Endurance also has a failure mode that the headline scores hide. CodeRabbit ran Fable 5 on 33 coding tasks and 19 of them ran to timeout rather than converging. The same persistence that wins FrontierCode Diamond will happily burn tokens past the point of usefulness. Simon Willison spent 110 dollars in one day of ordinary use. A model that does not stop is impressive on a benchmark with a fixed horizon and expensive in a harness without one.
And the per-point theater is already migrating to the new benchmarks. The moment SWE-bench Pro becomes the number in the keynote, labs will tune for it, the field will compress, and a 0.8 point gain will get its own slide. The benchmark treadmill did not break in 2026, it just moved to a better gym.
What this changes about your own evaluation
The practical advice from the first piece survives intact: run the model on your actual workload before believing anything. What changes is the shape of the test you should run.
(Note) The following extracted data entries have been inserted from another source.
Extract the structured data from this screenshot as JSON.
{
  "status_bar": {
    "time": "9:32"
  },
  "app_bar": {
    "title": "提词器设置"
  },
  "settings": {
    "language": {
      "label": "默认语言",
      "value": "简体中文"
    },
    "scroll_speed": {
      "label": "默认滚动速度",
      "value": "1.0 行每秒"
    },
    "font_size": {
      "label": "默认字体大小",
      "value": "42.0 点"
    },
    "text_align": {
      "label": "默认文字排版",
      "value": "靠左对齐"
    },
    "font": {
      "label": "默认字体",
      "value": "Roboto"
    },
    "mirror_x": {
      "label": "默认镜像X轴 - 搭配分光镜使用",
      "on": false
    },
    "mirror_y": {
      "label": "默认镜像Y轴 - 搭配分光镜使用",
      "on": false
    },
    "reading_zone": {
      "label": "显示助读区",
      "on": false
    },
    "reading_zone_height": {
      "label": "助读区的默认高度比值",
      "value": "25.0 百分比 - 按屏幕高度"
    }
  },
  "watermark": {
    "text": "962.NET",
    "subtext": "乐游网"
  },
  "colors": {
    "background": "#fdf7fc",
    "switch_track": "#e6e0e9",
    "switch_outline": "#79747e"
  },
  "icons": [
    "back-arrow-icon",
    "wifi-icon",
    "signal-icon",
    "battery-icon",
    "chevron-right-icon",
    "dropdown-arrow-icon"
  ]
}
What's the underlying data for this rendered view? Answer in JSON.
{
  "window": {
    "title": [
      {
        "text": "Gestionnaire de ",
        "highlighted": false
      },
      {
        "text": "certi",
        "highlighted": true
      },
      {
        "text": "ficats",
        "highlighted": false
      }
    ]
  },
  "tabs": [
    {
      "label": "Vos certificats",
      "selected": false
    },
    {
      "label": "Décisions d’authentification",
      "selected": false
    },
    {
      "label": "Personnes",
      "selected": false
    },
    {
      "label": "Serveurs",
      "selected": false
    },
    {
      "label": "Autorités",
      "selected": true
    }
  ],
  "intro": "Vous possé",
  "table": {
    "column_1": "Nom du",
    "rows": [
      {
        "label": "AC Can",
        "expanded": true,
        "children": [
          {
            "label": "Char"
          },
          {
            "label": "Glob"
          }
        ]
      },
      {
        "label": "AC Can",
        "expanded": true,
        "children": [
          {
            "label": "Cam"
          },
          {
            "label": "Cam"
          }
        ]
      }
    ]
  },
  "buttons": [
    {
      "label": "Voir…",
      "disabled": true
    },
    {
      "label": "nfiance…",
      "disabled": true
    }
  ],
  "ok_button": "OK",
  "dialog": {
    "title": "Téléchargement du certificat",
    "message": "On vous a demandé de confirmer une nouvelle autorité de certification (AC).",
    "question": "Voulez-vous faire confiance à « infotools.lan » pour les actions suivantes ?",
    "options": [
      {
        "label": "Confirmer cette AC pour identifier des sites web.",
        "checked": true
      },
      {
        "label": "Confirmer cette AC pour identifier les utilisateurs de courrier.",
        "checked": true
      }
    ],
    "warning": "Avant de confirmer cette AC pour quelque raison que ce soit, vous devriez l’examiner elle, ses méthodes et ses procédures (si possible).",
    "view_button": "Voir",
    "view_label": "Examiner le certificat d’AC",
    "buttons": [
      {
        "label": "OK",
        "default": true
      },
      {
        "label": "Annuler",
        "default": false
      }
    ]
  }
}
An internal eval built from 50 single-prompt questions is now measuring the dimension where every frontier model is fine. If you want to know which model to standardize on, give each one the same genuinely long task from your backlog. A real migration, a multi-service refactor, a report that requires pulling from six systems. Set an explicit stop condition and a budget cap, because the endurance models will not set one for themselves. Then measure cost per finished task, not tokens, not latency, not score.
On that metric the expensive model often wins and sometimes loses badly, and which one happens depends entirely on whether the task actually needed the endurance. That is information no public leaderboard will ever give you.
The deeper shift is worth sitting with. For three years we ranked these systems the way schools rank students, by their answers to questions. In 2026 we started ranking them the way employers rank people, by whether they finish what they start. The second ranking disagrees with the first, and the second one is the one the market was always going to settle on, because it is the one the money cares about. The benchmarks did not get more honest, they got closer to the job.
When you evaluate or choose a model, stop over-weighting saturated leaderboards and ask for evidence on long-horizon, tool-using tasks that resemble your actual workflows. Run a small bake-off using multi-step projects (debugging across files, iterating on tests, drafting and revising documents) and measure completion rate and recovery after failures, not just first-try accuracy. Watch for models that can keep context and momentum for hours, because that’s where small reliability differences turn into big productivity gains.